A woman who says police harassed her into making a statement about the death of journalist Phillip Cottrell was concerned that her sister should not find out what she said, a jury has been told.
Detective Constable Olivia Gibson was giving evidence in the High Court at Wellington today about having taken a statement from Renee Robinson-Stepien in February this year.
Ms Gibson said Renee and Sylvanna Robinson-Stepien had been reluctant and scared when police spoke to them on February 1 but it was explained to them that someone had died and anything they could say could be helpful.

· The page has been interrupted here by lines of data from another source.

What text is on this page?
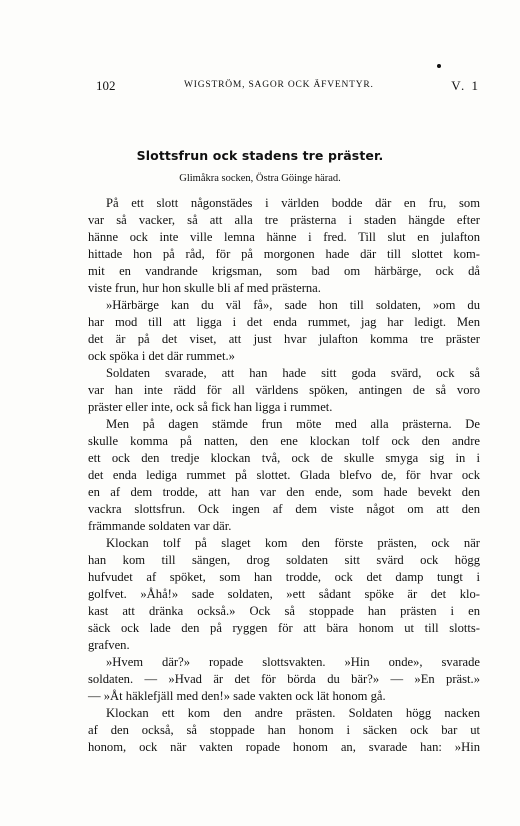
102	WIGSTRÖM, SAGOR OCK ÄFVENTYR.	V. 1
Slottsfrun ock stadens tre präster.

Glimåkra socken, Östra Göinge härad.

På ett slott någonstädes i världen bodde där en fru, som
var så vacker, så att alla tre prästerna i staden hängde efter
hänne ock inte ville lemna hänne i fred. Till slut en julafton
hittade hon på råd, för på morgonen hade där till slottet kom-
mit en vandrande krigsman, som bad om härbärge, ock då
viste frun, hur hon skulle bli af med prästerna.
»Härbärge kan du väl få», sade hon till soldaten, »om du
har mod till att ligga i det enda rummet, jag har ledigt. Men
det är på det viset, att just hvar julafton komma tre präster
ock spöka i det där rummet.»
Soldaten svarade, att han hade sitt goda svärd, ock så
var han inte rädd för all världens spöken, antingen de så voro
präster eller inte, ock så fick han ligga i rummet.
Men på dagen stämde frun möte med alla prästerna. De
skulle komma på natten, den ene klockan tolf ock den andre
ett ock den tredje klockan två, ock de skulle smyga sig in i
det enda lediga rummet på slottet. Glada blefvo de, för hvar ock
en af dem trodde, att han var den ende, som hade bevekt den
vackra slottsfrun. Ock ingen af dem viste något om att den
främmande soldaten var där.
Klockan tolf på slaget kom den förste prästen, ock när
han kom till sängen, drog soldaten sitt svärd ock högg
hufvudet af spöket, som han trodde, ock det damp tungt i
golfvet. »Åhå!» sade soldaten, »ett sådant spöke är det klo-
kast att dränka också.» Ock så stoppade han prästen i en
säck ock lade den på ryggen för att bära honom ut till slotts-
grafven.
»Hvem där?» ropade slottsvakten. »Hin onde», svarade
soldaten. — »Hvad är det för börda du bär?» — »En präst.»
— »Åt häklefjäll med den!» sade vakten ock lät honom gå.
Klockan ett kom den andre prästen. Soldaten högg nacken
af den också, så stoppade han honom i säcken ock bar ut
honom, ock när vakten ropade honom an, svarade han: »Hin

They agreed to go to a police station to talk to police.
The sisters were arrested at the weekend after failing to appear as witnesses at the trial of their cousin, Manuel Renera Robinson, 18, and Sylvanna's boyfriend, Nicho Allan Waipuka, 20.
Robinson and Waipuka have pleaded not guilty of murdering Mr Cottrell, 43, a year ago today. Mr Cottrell was attacked walking home in the inner city at about 5.30am after a night shift at Radio New Zealand.
He died from head injuries the next day.
The Robinson-Stepien sisters criticised police and said they were harassed and forced to make statements and that some of what was recorded in the statements was not true. The statements included what Waipuka is alleged to have said to his girlfriend Sylvanna Robinson-Stepien and what she told her sister about it.
Renee Robinson-Stepien had not wanted her sister to find out what she told police, Ms Gibson said.
In court today Ms Robinson-Stepien said police had tried to break into her house by putting an arm through a cat door, but Ms Gibson said she looked through the cat door to see if she could see anyone inside but did not put her arm inside.
She said she could hear people inside but it took a while for anyone to answer the door.
Police had gone looking for them because they had failed to keep an earlier appointment to meet police.